Changes intended to improve ‘performance and accountability’ says Dept of Justice

Garda Commissioner Drew Harris and his senior management team have for almost two years privately raised their concerns with the Government over plans for reform of An Garda Síochána but felt "ignored", according to sources.

The Irish Times understands the concerns were raised, beginning in late 2019 or early 2020, at meetings with officials from the Department of Justice. They were also contained in correspondence to the officials and the Minister’s office, currently occupied by Heather Humphreys TD as Helen McEntee TD takes maternity leave.

News that serious concerns have been raised by Mr Harris over a prolonged period comes just 24 hours after The Irish Times revealed the stinging criticism of the reforms he set out in a submission to the Oireachtas Committee on Justice. While that document was submitted over a month ago, it remained private until this week.

Mr Harris’s forthright criticisms came as a surprise to many as he is a reforming commissioner and is regarded as very measured in his remarks and an astute political operator.


However, security sources said Mr Harris was “so worried” about the plans the Government was progressing that he felt he was left with “no option” but to set out his objections to the Oireachtas committee.

The very strong criticism of the Government’s plans were unprecedented coming from a commissioner in the modern era. However, security sources said he felt compelled to speak up in the hope it would cause the Government to reflect on what was planned.

In reply to queries, the Department of Justice said significant reform was often challenging, adding they had been consultations about the reforms over the last two years.

However, the reforms represented the “most wide ranging and coherent reform of policing in a generation by improving the performance and accountability of our policing and security services”.

Proposed reforms

Department officials had discussed the proposed reforms "in detail with the Commissioner and his senior team" as well as with Gsoc, the Policing Authority and the Garda Inspectorate. During the past two years "many, though not all, views" had been "taken into account to date".

The Association of Garda Sergeants and Inspectors (Agsi) on Thursday night expressed concern about the proposed reforms. It said it was in the process of making a detailed submission to the Joint Oireachtas Committee on Justice about Government’s Bill. Agsi general secretary Antoinette Cunningham said the Bill “contains matters which are of grave concern” to sergeants and inspectors.

“Not only will the Association be making a written submission but are seeking to make an appearance before the Committee to make an oral submission also,” she said.

The Garda Representative Association (GRA) has not made any comment on Mr Harris's remarks, but is believed to share many of his concerns.

As part of the pre-legislative scrutiny process Mr Harris submitted to the Oireachtas Committee on Justice a lengthy submission on the Government’s Policing, Security and Community Bill. That legislation will provide for a raft of changes to the Garda oversight agencies, and their powers, including the creation of new oversight entities.

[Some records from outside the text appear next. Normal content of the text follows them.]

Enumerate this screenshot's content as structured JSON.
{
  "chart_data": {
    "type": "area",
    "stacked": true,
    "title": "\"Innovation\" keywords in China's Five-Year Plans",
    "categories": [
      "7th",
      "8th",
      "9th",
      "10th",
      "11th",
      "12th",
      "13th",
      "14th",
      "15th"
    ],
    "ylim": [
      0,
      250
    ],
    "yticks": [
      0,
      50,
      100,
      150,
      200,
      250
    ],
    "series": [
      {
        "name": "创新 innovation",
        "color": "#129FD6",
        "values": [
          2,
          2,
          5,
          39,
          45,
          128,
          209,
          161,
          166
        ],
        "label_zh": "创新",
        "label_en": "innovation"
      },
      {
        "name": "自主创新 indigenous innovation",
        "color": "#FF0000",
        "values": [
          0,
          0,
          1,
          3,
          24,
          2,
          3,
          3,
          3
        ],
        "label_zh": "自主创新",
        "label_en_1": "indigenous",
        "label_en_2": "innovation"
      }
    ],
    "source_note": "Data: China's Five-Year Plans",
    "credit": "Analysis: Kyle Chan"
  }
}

Mr Harris said in his submission that some of what was envisaged was “draconian” and threatened to comprise the operational independence of his office. He added plans to give more powers and resources to the Garda Síochána Ombudsman Commission (Gsoc) were so obviously unfair they would be legally challenged and would not stand up to those challenges.

He said extending Gsoc’s investigations to Garda civilian staff was not justified as they did not hold any policing powers that might be used as justification for a heightened investigative regime. But even the plans for investigating gardaí were unacceptable.

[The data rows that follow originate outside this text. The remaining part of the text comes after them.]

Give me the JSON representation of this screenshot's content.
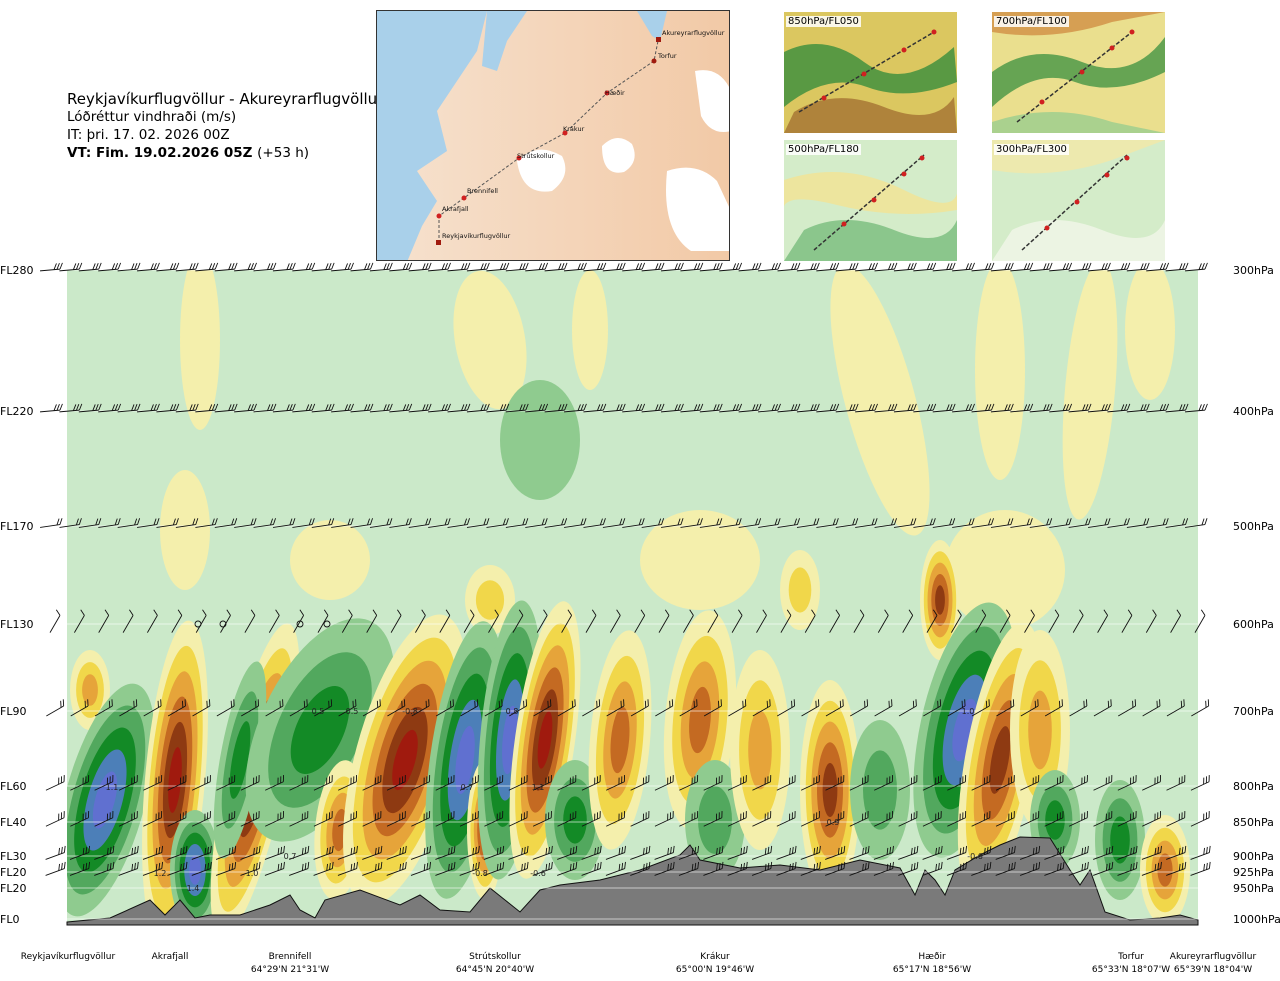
{
  "header": {
    "route": "Reykjavíkurflugvöllur - Akureyrarflugvöllur",
    "quantity": "Lóðréttur vindhraði (m/s)",
    "issue_time": "IT: þri. 17. 02. 2026 00Z",
    "valid_time": "VT: Fim. 19.02.2026 05Z",
    "lead_time": "(+53 h)"
  },
  "map": {
    "points": [
      "Akureyrarflugvöllur",
      "Torfur",
      "Hæðir",
      "Krákur",
      "Strútskollur",
      "Brennifell",
      "Akrafjall",
      "Reykjavíkurflugvöllur"
    ]
  },
  "thumbnails": [
    {
      "label": "850hPa/FL050"
    },
    {
      "label": "700hPa/FL100"
    },
    {
      "label": "500hPa/FL180"
    },
    {
      "label": "300hPa/FL300"
    }
  ],
  "chart_data": {
    "type": "heatmap",
    "title": "Lóðréttur vindhraði (m/s)",
    "x_locations": [
      {
        "name": "Reykjavíkurflugvöllur",
        "coord": ""
      },
      {
        "name": "Akrafjall",
        "coord": ""
      },
      {
        "name": "Brennifell",
        "coord": "64°29'N 21°31'W"
      },
      {
        "name": "Strútskollur",
        "coord": "64°45'N 20°40'W"
      },
      {
        "name": "Krákur",
        "coord": "65°00'N 19°46'W"
      },
      {
        "name": "Hæðir",
        "coord": "65°17'N 18°56'W"
      },
      {
        "name": "Torfur",
        "coord": "65°33'N 18°07'W"
      },
      {
        "name": "Akureyrarflugvöllur",
        "coord": "65°39'N 18°04'W"
      }
    ],
    "levels": [
      {
        "fl": "FL280",
        "hpa": "300hPa"
      },
      {
        "fl": "FL220",
        "hpa": "400hPa"
      },
      {
        "fl": "FL170",
        "hpa": "500hPa"
      },
      {
        "fl": "FL130",
        "hpa": "600hPa"
      },
      {
        "fl": "FL90",
        "hpa": "700hPa"
      },
      {
        "fl": "FL60",
        "hpa": "800hPa"
      },
      {
        "fl": "FL40",
        "hpa": "850hPa"
      },
      {
        "fl": "FL30",
        "hpa": "900hPa"
      },
      {
        "fl": "FL20",
        "hpa": "925hPa"
      },
      {
        "fl": "FL20",
        "hpa": "950hPa"
      },
      {
        "fl": "FL0",
        "hpa": "1000hPa"
      }
    ],
    "value_labels": [
      "1.1",
      "1.2",
      "1.4",
      "1.0",
      "0.7",
      "0.5",
      "0.5",
      "-0.8",
      "0.7",
      "-0.8",
      "0.8",
      "1.1",
      "-0.6",
      "0.9",
      "-0.6",
      "1.0"
    ],
    "colors": {
      "strong_up": "#6070d0",
      "up_blue": "#4c7fb8",
      "up_dark": "#138a26",
      "up_mid": "#52a85e",
      "up_light": "#8fcb8f",
      "neutral_up": "#cbe9c9",
      "neutral_down": "#f4efac",
      "down_light": "#f1d74a",
      "down_mid": "#e6a43a",
      "down_dark": "#c46a22",
      "strong_down": "#8e3a12",
      "strongest_down": "#a01a0e",
      "terrain": "#7a7a7a"
    }
  }
}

He said when gardaí were being investigated there were no timelines set out for those investigations and no obligation on Gsoc to inform those gardaí of the nature of the investigations.

He also complained of a lack of oversight and transparency around the new power given to Gsoc to search any Garda premises unannounced, including individual offices and Garda stations.

Mr Harris has also set out his complete opposition to any sharing of State security intelligence with the new ‘independent examiner of security legislation’ unless in specific cases, where the entity that provided the intelligence agreed it could be shared.